Meine Güte, wie lange wollte er es noch hinauszögern? »Wie lange wohnen Sie hier?«
»Paar Jahre«, sagte er, und man sah ihm an, dass er sich unbehaglich fühlte. Es hatte keinen Sinn nachzubohren.
»Ich muss das Geld nachher nur holen.«
Widerstrebend reichte er mir seine schwielige Hand. Wir blickten einander in die Augen.

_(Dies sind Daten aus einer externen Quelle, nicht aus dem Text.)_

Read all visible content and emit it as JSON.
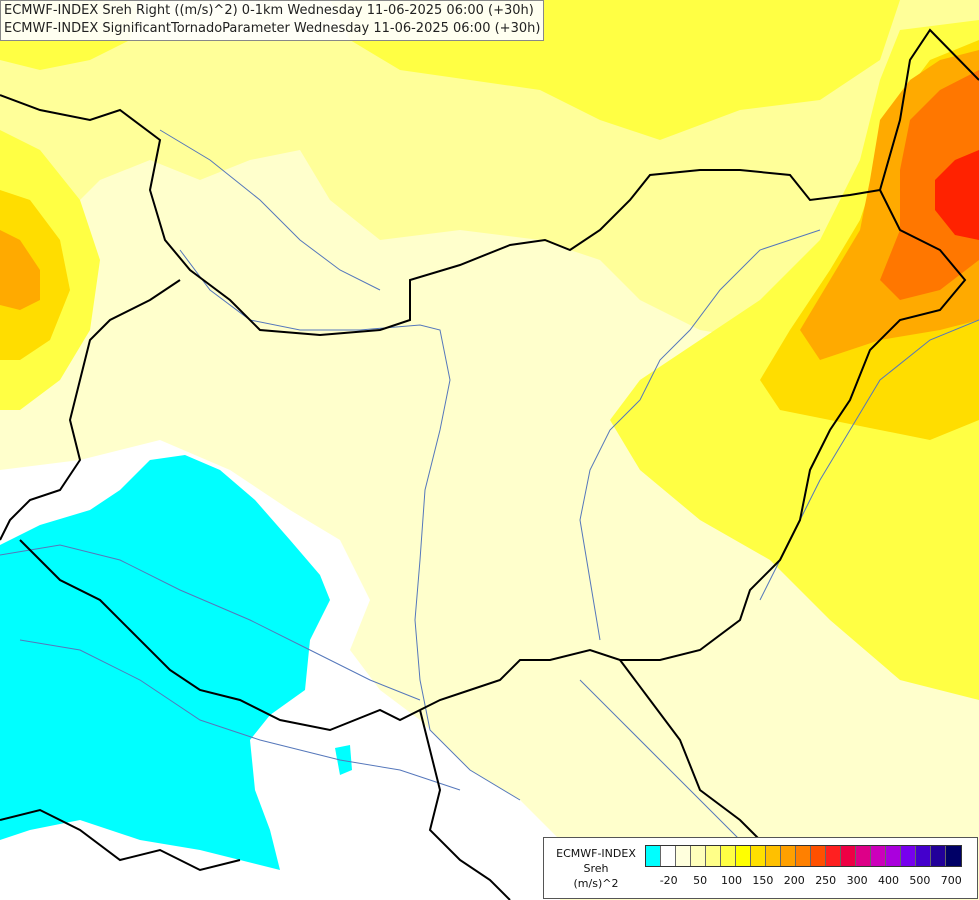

Die Situation erinnerte mich an meine Kindheit, als Leo mit Hinner, Konrad und Charles die Gang gegründet und sie einen Pakt geschlossen hatten, dass sie einander niemals verrieten. Alle vier hatten in die Hände gespuckt, sie sich gereicht und sich geschworen, dass dieses Versprechen bis in den Tod galt. Zumindest für einen von ihnen hatte es bis in den Tod gegolten.
Ich schüttelte seine Hand, zog meine aus der Umklammerung und tastete dann den schmalen Mauervorsprung über der Tür ab. Ich stieß den Schlüssel an, er fiel auf den Abtreter, wo er vor meinen Füßen liegenblieb.
Ich hob ihn auf, steckte ihn ins Schloss, drehte ihn herum. Ich stieß die Tür auf, und warme Luft strömte mir entgegen. Es roch nach Vergangenheit, nach altem Haus, ein wenig nach morschem Holz, gemischt mit dem Geruch von Reinigungsmitteln, Bohnerwachs und nach etwas, das ich nicht definieren konnte.
Ich lauschte auf ein Geräusch.
Nichts.
»Lassen Sie mich mal«, sagte Siggi, drängte sich an mir vorbei und stieß die Tür weiter auf. Ein dumpfes Ploppen erklang, als die Tür gegen etwas stieß.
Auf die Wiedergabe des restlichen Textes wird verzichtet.